En plus de la collecte directement sur les chantiers, les éco-organismes poursuivent la mise en place des points de collectes, « qui s’adressent plus aux petits chantiers », précise Rami Jabbour. 800 points ont été installés cette année par Valobat, 340 par Ecomaison. Ce maillage rapide devrait s’intensifier encore plus l’année prochaine : « On vise 3 000 point de collecte en 2024 et 300 000 tonnes de déchets récoltés, souligne Louis-Paul Laclaire, directeur général de l’éco-organisme Ecomaison. Pour l’instant, la fréquentation de ces points et le volume de déchets collectés reste modeste parce que ça ne fait que six mois, mais on attend une progression très élevée. »
Des dispositifs en constante évolution, auxquels doivent s’adapter les prestataires déjà existants. Avant la REP, plus d’un million de tonnes de déchets étaient déjà récoltées par les membres du Syndicat des Entreprises de Déconstruction, Dépollution et Recyclage (SEDDRe). Des prestataires qui restent référencés et cohabitent avec les nouveaux acteurs. « Il n’y a bien sûr aucune volonté de déstabiliser les acteurs en place », précise Louis-Paul Laclaire d’Ecomaison.
Le recyclage en pratique
Au sein de ces dispositifs, quelles sont les solutions industrielles pour le recyclage ? Plusieurs cas concrets ont été évoqués au fil des conférences, à l’image de Saint-Gobain Solutions France : l’exemple d’un industriel qui a développé lui-même ses propres filières de recyclage. « Nous produisons des vitrages réalisés à partir de calcin, qui sont intégrés à la production de Saint-Gobain », détaille Maïté Ketterrer, directrice économie circulaire. 2 700 tonnes de calcin ont ainsi été intégrés à la production en 2022. « Une production que l’on souhaite massifier, précise la directrice, car sur les chantiers, le gisement estimé est de 200 000 tonnes. » Saint-Gobain recycle aussi le plâtre (80 000 tonnes en 2022), broyé puis réintégré dans sa production. Leurs laines de verre sont quant à elles composées de 40% de laine recyclée.

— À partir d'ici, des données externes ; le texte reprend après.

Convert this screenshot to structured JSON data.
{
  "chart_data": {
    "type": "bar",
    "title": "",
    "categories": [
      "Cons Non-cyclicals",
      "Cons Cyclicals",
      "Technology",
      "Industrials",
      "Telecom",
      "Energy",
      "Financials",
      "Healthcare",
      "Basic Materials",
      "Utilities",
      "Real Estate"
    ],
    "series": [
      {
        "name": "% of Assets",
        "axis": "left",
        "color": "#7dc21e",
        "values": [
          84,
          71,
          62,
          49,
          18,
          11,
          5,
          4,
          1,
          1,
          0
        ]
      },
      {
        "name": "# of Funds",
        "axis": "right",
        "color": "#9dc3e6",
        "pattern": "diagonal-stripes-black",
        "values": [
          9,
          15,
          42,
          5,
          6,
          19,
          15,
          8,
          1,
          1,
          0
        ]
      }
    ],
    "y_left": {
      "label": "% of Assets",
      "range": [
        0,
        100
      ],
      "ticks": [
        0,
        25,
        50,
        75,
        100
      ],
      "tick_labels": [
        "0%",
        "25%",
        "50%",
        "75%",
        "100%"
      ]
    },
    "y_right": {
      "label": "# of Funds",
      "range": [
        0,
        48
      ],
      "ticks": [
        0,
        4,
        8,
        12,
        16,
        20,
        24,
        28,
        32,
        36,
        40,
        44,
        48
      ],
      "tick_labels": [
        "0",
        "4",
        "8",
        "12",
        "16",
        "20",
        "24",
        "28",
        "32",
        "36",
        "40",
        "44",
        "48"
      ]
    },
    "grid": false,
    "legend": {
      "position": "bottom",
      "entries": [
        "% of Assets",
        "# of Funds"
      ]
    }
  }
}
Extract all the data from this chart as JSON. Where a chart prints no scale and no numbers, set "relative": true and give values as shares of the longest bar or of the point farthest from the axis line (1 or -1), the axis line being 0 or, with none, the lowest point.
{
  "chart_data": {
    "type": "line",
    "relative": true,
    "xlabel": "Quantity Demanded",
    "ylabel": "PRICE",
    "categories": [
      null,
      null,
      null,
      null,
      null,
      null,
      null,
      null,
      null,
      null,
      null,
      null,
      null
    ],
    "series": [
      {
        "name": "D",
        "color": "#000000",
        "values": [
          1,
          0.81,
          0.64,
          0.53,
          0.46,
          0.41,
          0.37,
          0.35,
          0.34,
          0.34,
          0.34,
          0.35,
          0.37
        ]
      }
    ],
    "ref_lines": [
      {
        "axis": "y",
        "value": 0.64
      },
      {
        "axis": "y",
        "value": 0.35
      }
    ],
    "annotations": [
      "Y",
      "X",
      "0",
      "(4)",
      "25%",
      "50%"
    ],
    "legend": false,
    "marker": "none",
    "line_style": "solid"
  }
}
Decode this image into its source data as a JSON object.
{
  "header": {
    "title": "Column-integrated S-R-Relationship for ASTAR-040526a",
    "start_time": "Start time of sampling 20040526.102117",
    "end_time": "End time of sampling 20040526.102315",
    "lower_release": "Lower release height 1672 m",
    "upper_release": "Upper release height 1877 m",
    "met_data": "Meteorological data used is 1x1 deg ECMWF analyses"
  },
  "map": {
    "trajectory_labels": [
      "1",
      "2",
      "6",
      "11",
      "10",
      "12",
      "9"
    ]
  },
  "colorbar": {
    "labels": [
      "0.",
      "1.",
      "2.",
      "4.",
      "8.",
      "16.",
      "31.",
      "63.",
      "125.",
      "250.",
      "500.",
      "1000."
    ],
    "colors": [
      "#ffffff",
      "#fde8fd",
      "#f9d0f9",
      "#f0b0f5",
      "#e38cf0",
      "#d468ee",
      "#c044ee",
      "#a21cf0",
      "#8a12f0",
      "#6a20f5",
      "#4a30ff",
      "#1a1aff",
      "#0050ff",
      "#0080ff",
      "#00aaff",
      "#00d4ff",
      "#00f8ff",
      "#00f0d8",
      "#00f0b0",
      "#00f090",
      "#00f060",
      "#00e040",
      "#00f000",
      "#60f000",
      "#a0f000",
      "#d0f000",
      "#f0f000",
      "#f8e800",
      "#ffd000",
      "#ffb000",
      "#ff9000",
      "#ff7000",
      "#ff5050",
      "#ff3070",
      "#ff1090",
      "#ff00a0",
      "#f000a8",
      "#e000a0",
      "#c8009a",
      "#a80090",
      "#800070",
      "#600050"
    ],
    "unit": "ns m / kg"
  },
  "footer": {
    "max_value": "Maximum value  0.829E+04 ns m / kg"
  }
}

Outre le recyclage des matières premières, la décarbonation du bâtiment peut passer par la réutilisation de produits en dehors de la filière. C’est ce que montre l’exemple de l’isolation thermique par l’exérieur (ITE) conçue conjointement par l’industrie d’ITE Myral et par le fabricant d’isolant à partir de matières recyclées Armacell. « On s’est demandé s’il n’y avait pas un produit déjà fabriqué qui pourrait être intégré dans le notre », résume Julien Bagnard, directeur Myral. Résultat, 50% de déchets (bouteilles, cannettes, PVC) composent l’isolant des deux industriels.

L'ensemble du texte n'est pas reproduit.